Rapidly deteriorating Boston Public School facilities are a relic of mid-20th Century growth in the City of Boston. As a BPS student, I walked the hallways of four different schools that provided broken drinking fountains or fountains with lead water, bathrooms that were unusable, and classrooms that were physically crumbling. It’s clear we are past time for the city to present the Boston School Committee, the new Superintendent, and the Boston City Council with a budget for a facilities overhaul.
A prospectus was recently submitted to the Boston School Committee to designate Charlestown High School as an innovation school that would provide administrators full autonomy of its budget, policies, and curriculum. There were many strengths in the proposal that expanded career and college readiness through dual enrollment and AP classes, individualized learning plans, and created pathways for D1 students to address declining enrollment in our school system.
While the school committee ultimately rejected the proposal and created a task force, all stakeholders agreed that we must activate all voices in this process, build trust in the Charlestown community, accelerate learning, and center equity.
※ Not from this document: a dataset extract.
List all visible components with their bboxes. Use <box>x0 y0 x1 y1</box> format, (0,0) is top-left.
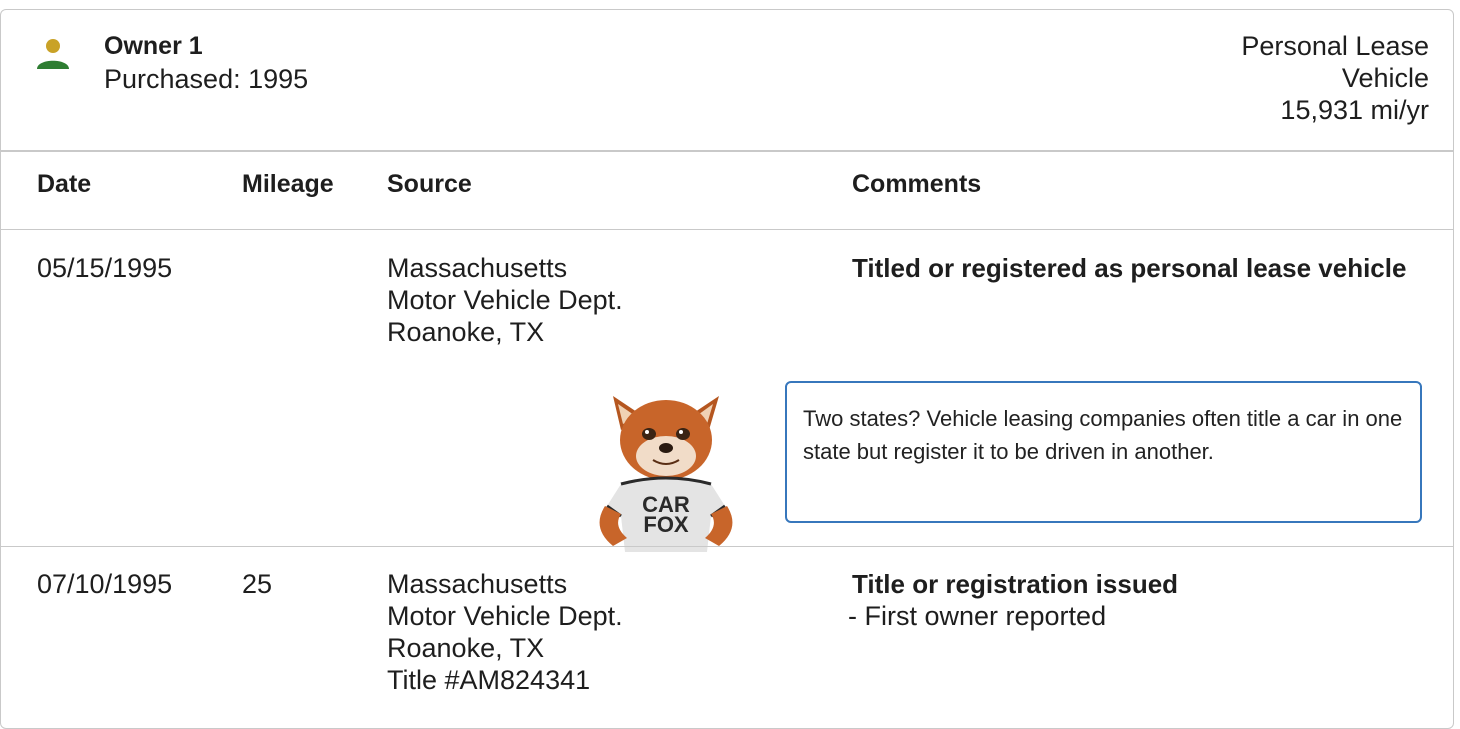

We can identify a path forward that builds on the strengths of this proposal while planning for the inclusion of all families in the discussion to ultimately improve the quality of education at Charlestown High.
BPS should be creating the conditions that allow young people to shine their brightest light. We need human investment: Developing a pipeline of educators and future leaders; expanding early learning opportunities; partnering with higher education and local organizations to leverage our collective dedication to students. We need to focus on the future of learning in ways that meet the needs of our students and prepares them for the future of work in our ever-evolving society.
As a proud product of four Boston Public Schools, I know that quality, free, and local education is a necessity for any child’s chance in the world to achieve their fullest potential. The public schools in District One are working hard to provide quality education but students, parents, and teachers need targeted investments and support from our city government. As your next City Councilor, I will be a champion for public education across the district and for all Bostonians.
Gabriela Coletta is a Candidate for Boston City Council, District 1.